This engrossing Spanish-Argie thriller stars the appealingly mordant Darío Grandinetti (Probably best known from Almodóvar's Hable con Ella, but most fondly recalled by me in Eliseo Subiela's excellent El Lado Oscuro del Corazón, 1 and 2.)
Here he plays Ramón, a university lecturer who early on we see explaining on video just how he got into the business of serial-killing.
The rest of the movie basically alternates between situations in which Ramón is in the midst of an intense interview. In the first he is tormenting his ex-wife Laura, apparently his helpless captive in a well kitted-out pyscho's underground lair, whilst in the second of these cat and mouse games, two detectives are subsequently interrogating him as the prime suspect following her mysterious disappearance.
The interplay of these counterposed dramas is very well-handled. The overall mood is playful, with a bit of a nasty edge. To some extent it's also quite predictable: Ramón must create doubt in the minds of the police, and in doing so toys with our own doubts about the reality of what we see in the other section of the narrative. But this in no way detracted from my enjoyment of the way the story unfolds.
I especially enjoyed the section where Ramón gives the cops a plausible account of how he went about kidnapping his ex, which forms a voiceover overlaying a flashback which depicts the subtly different actual circumstances of the abduction.
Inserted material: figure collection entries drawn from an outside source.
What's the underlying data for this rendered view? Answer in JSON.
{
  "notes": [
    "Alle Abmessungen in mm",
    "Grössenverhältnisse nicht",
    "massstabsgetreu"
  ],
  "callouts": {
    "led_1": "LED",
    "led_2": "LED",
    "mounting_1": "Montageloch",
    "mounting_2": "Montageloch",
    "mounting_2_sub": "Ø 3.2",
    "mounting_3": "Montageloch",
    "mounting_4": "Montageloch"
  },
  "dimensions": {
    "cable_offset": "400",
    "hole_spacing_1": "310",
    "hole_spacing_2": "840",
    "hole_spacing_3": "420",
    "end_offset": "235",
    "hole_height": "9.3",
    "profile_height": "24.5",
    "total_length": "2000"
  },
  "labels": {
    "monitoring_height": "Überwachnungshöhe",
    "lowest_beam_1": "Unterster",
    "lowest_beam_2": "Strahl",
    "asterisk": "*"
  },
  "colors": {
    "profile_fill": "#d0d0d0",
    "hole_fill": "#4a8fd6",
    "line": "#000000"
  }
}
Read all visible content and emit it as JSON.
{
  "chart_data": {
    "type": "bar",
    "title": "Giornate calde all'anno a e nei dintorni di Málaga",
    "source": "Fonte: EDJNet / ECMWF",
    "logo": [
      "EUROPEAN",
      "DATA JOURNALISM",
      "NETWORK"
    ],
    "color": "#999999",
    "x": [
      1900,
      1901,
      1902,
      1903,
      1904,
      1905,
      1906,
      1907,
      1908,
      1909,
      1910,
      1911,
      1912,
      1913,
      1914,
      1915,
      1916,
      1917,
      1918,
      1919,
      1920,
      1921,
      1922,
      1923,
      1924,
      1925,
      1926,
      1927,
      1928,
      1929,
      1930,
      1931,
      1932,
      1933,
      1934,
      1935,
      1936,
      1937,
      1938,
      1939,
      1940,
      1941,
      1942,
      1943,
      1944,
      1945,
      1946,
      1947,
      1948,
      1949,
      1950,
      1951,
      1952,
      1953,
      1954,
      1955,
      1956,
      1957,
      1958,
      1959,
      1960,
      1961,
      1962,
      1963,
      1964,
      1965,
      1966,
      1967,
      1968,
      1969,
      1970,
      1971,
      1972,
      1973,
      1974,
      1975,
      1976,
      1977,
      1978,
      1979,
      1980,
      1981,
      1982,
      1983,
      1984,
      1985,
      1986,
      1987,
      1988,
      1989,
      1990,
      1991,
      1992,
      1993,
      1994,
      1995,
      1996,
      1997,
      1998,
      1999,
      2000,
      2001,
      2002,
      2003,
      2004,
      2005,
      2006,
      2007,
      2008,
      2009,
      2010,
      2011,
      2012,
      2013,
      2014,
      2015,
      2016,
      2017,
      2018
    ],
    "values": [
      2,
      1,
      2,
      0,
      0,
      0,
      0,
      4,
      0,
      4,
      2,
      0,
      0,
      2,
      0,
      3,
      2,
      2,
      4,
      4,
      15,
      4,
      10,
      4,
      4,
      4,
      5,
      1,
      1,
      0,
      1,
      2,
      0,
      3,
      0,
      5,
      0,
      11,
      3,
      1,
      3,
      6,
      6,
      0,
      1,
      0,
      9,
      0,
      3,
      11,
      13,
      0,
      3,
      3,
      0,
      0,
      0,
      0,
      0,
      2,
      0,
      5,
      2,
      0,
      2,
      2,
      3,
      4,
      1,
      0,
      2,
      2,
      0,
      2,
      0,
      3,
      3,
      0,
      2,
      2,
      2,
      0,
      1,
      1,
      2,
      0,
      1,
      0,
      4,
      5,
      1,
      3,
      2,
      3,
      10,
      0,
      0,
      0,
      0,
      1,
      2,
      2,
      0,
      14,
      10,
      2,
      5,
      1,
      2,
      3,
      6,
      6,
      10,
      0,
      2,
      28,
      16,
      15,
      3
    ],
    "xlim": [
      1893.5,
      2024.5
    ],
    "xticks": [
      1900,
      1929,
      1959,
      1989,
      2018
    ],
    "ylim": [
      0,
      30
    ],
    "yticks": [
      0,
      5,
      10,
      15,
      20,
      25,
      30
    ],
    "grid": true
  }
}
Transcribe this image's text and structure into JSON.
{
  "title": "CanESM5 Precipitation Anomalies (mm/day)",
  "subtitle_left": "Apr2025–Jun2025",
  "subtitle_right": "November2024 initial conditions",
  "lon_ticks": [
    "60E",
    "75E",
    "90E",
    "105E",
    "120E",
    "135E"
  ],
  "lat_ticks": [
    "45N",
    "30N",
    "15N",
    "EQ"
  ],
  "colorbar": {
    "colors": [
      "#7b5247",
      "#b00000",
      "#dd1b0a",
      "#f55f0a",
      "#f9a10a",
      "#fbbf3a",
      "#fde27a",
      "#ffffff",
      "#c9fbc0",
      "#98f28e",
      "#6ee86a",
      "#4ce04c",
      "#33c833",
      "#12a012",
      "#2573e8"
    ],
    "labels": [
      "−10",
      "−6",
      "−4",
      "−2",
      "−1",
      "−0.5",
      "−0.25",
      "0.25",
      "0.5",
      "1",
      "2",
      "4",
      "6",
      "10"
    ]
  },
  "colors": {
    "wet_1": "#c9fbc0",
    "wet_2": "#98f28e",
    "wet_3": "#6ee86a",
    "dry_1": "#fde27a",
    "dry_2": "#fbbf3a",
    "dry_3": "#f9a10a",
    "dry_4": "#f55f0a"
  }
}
One odd aspect of the film is the game which gives it its name. Ramón challenges Laura to respond to each word he pronounces with another beginning with the last syllable of his own. In this section the subtitles are of course unable to directly translate the Spanish words delivered by the actors as this would make little sense, but it does seem rather odd if you are listening to the spoken words whilst following the text on the screen.